The L.A. Times reports:
“The governor’s proposal is a plan with no promise and no hope,” Steinberg said. “As the population of California grows, it's only a short matter of time until new prison cells overflow and the court demands mass releases again. For every 10 prisoners finishing their sentences, nearly seven of them will commit another crime after release and end up back behind bars.”
Steinberg has support among Senate Democrats for a broader approach. Sen. Mark Leno (D-San Francisco) said that the plan put forward by the governor is inadequate and that he will not support it.

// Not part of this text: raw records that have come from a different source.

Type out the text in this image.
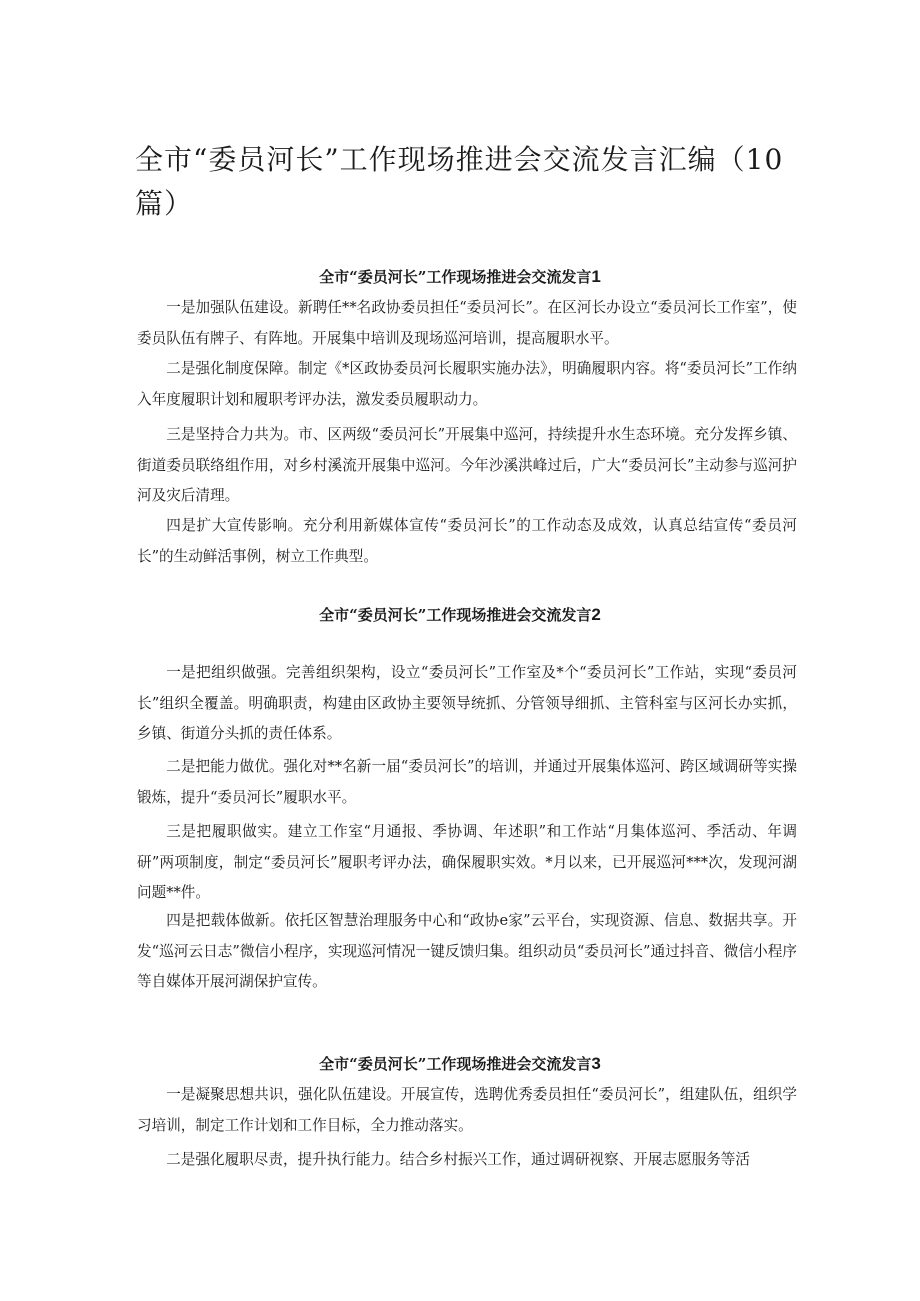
全市“委员河长”工作现场推进会交流发言汇编（10篇）
全市“委员河长”工作现场推进会交流发言1

一是加强队伍建设。新聘任**名政协委员担任“委员河长”。在区河长办设立“委员河长工作室”，使委员队伍有牌子、有阵地。开展集中培训及现场巡河培训，提高履职水平。

二是强化制度保障。制定《*区政协委员河长履职实施办法》，明确履职内容。将“委员河长”工作纳入年度履职计划和履职考评办法，激发委员履职动力。

三是坚持合力共为。市、区两级“委员河长”开展集中巡河，持续提升水生态环境。充分发挥乡镇、街道委员联络组作用，对乡村溪流开展集中巡河。今年沙溪洪峰过后，广大“委员河长”主动参与巡河护河及灾后清理。

四是扩大宣传影响。充分利用新媒体宣传“委员河长”的工作动态及成效，认真总结宣传“委员河长”的生动鲜活事例，树立工作典型。

全市“委员河长”工作现场推进会交流发言2

一是把组织做强。完善组织架构，设立“委员河长”工作室及*个“委员河长”工作站，实现“委员河长”组织全覆盖。明确职责，构建由区政协主要领导统抓、分管领导细抓、主管科室与区河长办实抓，乡镇、街道分头抓的责任体系。

二是把能力做优。强化对**名新一届“委员河长”的培训，并通过开展集体巡河、跨区域调研等实操锻炼，提升“委员河长”履职水平。

三是把履职做实。建立工作室“月通报、季协调、年述职”和工作站“月集体巡河、季活动、年调研”两项制度，制定“委员河长”履职考评办法，确保履职实效。*月以来，已开展巡河***次，发现河湖问题**件。

四是把载体做新。依托区智慧治理服务中心和“政协e家”云平台，实现资源、信息、数据共享。开发“巡河云日志”微信小程序，实现巡河情况一键反馈归集。组织动员“委员河长”通过抖音、微信小程序等自媒体开展河湖保护宣传。

全市“委员河长”工作现场推进会交流发言3

一是凝聚思想共识，强化队伍建设。开展宣传，选聘优秀委员担任“委员河长”，组建队伍，组织学习培训，制定工作计划和工作目标，全力推动落实。

二是强化履职尽责，提升执行能力。结合乡村振兴工作，通过调研视察、开展志愿服务等活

It requires $315 million this year and $400 million in future years, said Leno, chairman of the Senate Budget Committee.
“That is a huge sum of money to be spent on a nonsolution,” Leno said. “I could not support a solution to the court mandate that is based only on greater capacity. And that’s all I see in this proposal, greater capacity.”
Leno said any plan should include greater effort to reduce the recidivism rate, including a revision of the sentencing structure. “If we have learned anything over the past 30 years of criminal justice policy leading to this crisis, it’s that we cannot incarcerate our way out of it,” Leno said. “It doesn’t appear that the proposal deals with the core problems that we have, which are clearly in our sentencing structure and our lack of investment in preventing recidivism.”
A huge sum of money spent on a nonsolution, indeed. I gave an interview to the Daily Journal today (link tomorrow), in which I was asked whether this new proposal from senators is a game changer. I replied there was nothing new here; all criminal justice experts who cared to offer an opinion have repeatedly been saying that building more cells and privatizing more does nothing to ameliorate the prison crisis, and in fact guarantees that we'll have a more serious crisis for years to come. All Steinberg proposal does is suggest spending the money where it matters - in helping people not come back to prison.